The cascading effects of divergent performance demands on the evolution of trophic specialists within a Caribbean pupfish radiation


Meeting Abstract

57-7  Friday, Jan. 5 11:45 – 12:00  The cascading effects of divergent performance demands on the evolution of trophic specialists within a Caribbean pupfish radiation MARTIN, CH; University of North Carolina at Chapel Hill chmartin@unc.edu http://labs.bio.unc.edu/martin/

Organismal form is shaped by natural selection through the lens of performance. Here I show that performance demands can also affect all levels of biological organization, from genetic architecture to fitness landscape to mate choice to diversification rate. My lab investigates the rare origins of pupfish adaptive radiation endemic to a single Bahamian island, including a large-jawed scale-eating specialist and a molluscivore with a novel nasal protrusion. Scale-eating exerts substantial performance demands for efficient high-speed strikes to remove small amounts of protein-rich mucus and scales.

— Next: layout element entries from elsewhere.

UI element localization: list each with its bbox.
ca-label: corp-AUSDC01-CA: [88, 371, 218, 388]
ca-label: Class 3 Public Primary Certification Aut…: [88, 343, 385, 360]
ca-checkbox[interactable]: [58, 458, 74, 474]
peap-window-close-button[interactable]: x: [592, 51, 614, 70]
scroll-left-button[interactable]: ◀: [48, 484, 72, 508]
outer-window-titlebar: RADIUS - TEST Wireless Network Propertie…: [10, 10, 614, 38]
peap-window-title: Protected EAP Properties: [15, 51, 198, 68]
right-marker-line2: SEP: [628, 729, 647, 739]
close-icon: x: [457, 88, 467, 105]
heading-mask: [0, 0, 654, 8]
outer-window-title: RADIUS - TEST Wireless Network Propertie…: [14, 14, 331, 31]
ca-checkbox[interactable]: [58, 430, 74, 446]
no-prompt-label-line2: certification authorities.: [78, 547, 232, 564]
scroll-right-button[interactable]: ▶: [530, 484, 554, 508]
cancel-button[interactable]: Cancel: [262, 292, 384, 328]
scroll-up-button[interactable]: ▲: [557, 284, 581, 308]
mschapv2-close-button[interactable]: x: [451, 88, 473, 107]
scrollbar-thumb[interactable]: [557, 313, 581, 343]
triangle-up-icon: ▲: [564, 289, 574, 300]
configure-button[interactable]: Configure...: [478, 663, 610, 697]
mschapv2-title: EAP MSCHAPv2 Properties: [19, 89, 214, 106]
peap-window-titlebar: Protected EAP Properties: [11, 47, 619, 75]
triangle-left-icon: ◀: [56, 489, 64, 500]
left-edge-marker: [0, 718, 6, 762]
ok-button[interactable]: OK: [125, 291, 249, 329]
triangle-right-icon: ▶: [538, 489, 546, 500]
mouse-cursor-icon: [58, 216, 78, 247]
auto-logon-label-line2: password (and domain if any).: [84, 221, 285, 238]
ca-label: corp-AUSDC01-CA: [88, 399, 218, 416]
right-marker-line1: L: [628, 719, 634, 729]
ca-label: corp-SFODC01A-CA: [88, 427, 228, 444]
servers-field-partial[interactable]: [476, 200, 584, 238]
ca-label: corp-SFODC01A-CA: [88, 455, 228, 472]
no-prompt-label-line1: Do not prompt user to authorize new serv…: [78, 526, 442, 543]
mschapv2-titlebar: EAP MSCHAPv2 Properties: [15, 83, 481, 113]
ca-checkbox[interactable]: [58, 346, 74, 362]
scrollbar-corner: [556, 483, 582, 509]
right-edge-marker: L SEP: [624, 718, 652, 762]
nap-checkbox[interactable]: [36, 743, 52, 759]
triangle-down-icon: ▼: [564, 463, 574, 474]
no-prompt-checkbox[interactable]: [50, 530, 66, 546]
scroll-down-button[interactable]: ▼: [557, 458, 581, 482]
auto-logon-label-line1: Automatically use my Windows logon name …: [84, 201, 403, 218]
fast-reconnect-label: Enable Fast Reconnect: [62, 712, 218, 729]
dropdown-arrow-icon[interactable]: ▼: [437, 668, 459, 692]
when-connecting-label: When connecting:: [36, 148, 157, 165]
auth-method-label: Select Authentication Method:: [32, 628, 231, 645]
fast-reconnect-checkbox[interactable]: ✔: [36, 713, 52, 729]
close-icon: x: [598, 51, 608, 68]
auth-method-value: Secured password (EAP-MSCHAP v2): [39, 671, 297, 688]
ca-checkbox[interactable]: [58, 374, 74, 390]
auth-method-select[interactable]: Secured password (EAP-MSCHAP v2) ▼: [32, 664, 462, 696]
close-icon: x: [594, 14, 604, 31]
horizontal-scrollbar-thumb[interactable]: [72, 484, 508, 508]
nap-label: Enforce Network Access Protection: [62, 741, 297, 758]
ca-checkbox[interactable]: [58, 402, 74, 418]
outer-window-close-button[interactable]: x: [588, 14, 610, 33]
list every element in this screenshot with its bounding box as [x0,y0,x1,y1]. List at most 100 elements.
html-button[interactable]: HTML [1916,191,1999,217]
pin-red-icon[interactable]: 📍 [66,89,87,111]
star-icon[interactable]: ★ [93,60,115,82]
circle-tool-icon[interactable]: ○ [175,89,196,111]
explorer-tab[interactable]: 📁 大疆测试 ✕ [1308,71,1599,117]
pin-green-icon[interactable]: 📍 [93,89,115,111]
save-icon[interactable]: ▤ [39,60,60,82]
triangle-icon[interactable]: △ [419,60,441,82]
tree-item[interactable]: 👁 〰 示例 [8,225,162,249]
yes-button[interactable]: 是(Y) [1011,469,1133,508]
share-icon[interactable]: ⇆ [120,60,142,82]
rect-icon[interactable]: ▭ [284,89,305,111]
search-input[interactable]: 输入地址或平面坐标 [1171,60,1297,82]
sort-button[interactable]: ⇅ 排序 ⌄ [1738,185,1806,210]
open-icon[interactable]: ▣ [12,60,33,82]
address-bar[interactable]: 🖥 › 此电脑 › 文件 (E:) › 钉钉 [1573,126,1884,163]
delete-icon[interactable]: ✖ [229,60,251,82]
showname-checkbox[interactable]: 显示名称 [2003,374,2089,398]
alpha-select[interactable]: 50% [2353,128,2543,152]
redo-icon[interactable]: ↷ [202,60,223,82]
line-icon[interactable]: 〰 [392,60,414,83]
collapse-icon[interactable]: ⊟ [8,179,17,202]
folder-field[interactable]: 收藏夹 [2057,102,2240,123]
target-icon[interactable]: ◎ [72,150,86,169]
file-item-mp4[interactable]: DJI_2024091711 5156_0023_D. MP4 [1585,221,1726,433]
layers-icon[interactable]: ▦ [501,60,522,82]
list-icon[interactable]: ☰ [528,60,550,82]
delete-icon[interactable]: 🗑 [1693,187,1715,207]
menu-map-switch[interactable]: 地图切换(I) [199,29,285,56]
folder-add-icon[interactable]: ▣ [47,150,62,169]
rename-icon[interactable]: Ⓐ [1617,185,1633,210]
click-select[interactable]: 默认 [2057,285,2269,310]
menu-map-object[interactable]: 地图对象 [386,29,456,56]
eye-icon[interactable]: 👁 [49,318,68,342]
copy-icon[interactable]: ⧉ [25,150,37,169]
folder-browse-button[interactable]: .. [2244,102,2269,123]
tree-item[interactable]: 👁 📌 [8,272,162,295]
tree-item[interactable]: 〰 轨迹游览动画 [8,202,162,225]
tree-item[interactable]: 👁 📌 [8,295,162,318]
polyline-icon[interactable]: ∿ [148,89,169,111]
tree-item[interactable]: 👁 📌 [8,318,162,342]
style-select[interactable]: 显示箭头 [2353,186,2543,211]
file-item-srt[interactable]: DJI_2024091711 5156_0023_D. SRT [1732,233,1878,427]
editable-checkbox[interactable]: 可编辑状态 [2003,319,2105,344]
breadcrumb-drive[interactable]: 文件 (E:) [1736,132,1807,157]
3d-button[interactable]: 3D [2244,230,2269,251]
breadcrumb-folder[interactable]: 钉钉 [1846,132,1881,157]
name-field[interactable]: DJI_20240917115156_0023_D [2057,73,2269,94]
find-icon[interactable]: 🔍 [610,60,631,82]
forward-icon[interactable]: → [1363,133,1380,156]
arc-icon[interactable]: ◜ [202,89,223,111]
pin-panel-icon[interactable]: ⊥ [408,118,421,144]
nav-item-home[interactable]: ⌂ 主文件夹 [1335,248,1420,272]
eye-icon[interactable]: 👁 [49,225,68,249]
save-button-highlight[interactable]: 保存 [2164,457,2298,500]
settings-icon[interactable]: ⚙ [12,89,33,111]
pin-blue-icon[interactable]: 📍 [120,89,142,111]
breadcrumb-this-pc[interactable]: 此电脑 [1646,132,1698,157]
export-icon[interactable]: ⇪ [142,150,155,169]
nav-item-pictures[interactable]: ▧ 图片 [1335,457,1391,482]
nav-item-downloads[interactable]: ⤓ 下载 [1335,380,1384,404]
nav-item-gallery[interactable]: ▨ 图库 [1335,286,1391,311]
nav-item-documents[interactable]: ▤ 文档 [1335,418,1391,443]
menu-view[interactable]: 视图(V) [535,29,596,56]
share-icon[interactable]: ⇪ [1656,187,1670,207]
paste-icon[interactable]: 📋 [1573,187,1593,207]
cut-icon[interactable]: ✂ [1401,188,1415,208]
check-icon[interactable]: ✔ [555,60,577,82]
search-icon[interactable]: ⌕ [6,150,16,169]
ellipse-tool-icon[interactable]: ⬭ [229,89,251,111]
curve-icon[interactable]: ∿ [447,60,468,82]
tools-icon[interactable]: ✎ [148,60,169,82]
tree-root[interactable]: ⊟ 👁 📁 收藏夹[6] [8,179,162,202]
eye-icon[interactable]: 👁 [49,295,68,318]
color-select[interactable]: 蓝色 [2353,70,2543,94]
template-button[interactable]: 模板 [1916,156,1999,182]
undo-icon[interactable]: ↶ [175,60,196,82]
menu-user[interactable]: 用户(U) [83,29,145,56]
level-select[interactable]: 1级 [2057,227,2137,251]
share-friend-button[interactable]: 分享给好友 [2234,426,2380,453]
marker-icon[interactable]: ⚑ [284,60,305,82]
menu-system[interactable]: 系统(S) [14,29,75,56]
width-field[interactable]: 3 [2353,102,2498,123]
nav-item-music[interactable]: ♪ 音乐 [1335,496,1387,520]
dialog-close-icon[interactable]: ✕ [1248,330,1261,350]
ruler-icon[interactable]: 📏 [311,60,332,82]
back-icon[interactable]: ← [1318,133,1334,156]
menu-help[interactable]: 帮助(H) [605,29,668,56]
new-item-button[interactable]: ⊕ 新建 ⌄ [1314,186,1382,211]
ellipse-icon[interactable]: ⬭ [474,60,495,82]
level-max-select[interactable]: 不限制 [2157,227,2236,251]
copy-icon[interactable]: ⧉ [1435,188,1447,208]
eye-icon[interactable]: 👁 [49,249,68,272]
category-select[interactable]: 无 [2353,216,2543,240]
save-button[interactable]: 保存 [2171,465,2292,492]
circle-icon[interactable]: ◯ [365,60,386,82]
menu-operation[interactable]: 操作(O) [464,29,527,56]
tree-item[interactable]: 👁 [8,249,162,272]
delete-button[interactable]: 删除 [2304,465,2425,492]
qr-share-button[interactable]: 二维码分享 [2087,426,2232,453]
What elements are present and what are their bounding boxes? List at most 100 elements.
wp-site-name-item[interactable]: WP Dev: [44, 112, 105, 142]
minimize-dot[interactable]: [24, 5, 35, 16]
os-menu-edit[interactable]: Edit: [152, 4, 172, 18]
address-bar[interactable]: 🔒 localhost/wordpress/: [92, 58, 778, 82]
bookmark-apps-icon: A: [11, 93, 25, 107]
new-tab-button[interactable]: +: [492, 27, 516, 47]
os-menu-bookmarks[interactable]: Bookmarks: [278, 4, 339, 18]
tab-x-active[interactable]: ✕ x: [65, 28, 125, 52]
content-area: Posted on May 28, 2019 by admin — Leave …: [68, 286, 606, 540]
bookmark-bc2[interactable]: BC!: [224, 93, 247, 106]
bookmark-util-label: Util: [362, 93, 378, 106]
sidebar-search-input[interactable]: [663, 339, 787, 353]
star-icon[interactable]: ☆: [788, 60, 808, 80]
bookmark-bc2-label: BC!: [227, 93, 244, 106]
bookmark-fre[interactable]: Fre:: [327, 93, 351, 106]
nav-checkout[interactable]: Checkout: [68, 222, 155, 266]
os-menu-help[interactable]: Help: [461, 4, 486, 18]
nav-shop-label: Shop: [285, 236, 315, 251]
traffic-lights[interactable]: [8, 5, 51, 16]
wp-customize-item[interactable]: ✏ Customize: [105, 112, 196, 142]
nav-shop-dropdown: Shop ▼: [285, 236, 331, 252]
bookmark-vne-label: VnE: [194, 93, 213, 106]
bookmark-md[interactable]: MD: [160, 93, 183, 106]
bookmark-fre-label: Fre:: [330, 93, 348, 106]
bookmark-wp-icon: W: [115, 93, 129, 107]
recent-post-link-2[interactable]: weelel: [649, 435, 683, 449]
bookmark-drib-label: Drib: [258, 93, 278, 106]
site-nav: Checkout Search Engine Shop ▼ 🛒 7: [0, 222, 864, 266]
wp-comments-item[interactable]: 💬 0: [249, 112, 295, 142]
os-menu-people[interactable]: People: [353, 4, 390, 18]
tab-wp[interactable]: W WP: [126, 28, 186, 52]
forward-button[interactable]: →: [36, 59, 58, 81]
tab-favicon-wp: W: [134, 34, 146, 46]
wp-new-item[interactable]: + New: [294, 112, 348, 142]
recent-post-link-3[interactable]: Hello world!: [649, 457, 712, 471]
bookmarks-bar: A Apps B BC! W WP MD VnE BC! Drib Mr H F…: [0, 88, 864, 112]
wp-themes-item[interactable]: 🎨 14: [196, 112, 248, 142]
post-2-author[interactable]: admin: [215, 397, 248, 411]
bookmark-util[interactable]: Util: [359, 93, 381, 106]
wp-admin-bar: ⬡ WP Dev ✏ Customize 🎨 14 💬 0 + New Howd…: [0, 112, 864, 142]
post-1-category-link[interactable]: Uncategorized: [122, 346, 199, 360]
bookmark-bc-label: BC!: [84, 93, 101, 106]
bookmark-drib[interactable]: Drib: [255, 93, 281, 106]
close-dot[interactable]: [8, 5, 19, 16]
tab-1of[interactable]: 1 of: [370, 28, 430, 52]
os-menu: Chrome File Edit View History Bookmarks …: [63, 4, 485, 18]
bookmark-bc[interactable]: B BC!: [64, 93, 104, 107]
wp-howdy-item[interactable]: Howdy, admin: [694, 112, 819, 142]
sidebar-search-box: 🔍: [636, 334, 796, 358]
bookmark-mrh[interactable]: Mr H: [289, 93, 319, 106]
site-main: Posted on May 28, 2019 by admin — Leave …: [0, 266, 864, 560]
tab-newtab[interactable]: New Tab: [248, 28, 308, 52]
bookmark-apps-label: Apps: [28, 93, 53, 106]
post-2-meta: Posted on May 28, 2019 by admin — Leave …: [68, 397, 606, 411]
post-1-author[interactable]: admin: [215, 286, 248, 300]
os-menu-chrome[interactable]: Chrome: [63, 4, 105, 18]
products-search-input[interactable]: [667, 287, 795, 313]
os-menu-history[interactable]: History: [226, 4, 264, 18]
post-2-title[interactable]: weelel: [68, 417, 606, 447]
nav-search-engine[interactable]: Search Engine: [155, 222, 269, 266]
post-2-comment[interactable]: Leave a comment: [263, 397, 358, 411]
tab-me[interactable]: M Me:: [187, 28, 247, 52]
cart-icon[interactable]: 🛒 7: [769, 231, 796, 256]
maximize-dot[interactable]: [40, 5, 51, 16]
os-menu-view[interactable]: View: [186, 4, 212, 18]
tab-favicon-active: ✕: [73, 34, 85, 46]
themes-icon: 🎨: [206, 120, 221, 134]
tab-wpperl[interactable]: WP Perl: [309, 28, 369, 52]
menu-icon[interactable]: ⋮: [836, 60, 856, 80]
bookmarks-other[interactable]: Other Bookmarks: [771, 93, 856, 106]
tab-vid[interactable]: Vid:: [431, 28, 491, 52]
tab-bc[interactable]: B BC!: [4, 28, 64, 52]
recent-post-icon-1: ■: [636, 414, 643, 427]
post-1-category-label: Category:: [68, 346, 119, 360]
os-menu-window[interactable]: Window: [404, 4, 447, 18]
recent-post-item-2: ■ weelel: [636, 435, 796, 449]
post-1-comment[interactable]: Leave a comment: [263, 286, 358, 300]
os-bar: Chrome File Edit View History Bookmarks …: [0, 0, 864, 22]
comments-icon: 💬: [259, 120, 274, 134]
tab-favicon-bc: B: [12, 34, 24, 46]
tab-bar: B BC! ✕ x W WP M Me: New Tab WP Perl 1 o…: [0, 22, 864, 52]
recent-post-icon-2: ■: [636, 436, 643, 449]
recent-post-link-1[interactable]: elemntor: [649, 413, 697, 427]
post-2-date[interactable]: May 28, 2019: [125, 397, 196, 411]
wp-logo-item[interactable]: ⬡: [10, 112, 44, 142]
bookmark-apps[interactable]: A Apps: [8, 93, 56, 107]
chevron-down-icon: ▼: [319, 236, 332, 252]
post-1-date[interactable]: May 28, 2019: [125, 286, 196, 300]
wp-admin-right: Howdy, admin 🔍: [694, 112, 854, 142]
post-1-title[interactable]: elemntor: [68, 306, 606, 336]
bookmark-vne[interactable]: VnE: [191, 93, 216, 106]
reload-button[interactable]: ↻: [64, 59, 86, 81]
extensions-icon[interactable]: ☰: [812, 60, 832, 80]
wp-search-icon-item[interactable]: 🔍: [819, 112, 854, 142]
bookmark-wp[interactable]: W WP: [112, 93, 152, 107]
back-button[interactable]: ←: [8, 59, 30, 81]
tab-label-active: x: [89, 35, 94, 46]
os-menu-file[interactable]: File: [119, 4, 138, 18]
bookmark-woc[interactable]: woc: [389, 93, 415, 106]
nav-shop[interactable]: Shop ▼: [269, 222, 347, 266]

This results in a wider fitness valley, stronger pre-mating isolation, faster oral jaw diversification rate, and larger-effect genetic architecture underlying increases in jaw size. In contrast, molluscivory requires robust, shorter jaws to feed on non-evasive prey. This low-demand trophic performance results in a shallow, narrow fitness valley, weak pre-mating isolation, moderate jaw diversification rates, and a small-effect genetic architecture underlying shorter jaw lengths. Surprisingly, both specialist trophic morphologies benefited from past introgression of adaptive alleles from the distant Grand Bahama Bank. Thus, the performance demands of highly divergent trophic specialists have cascading effects on biological organization. Despite abundant ecological opportunity, these trophic specialists may have originated from the fortuitous assembly of different pools of standing genetic variation from across the Caribbean.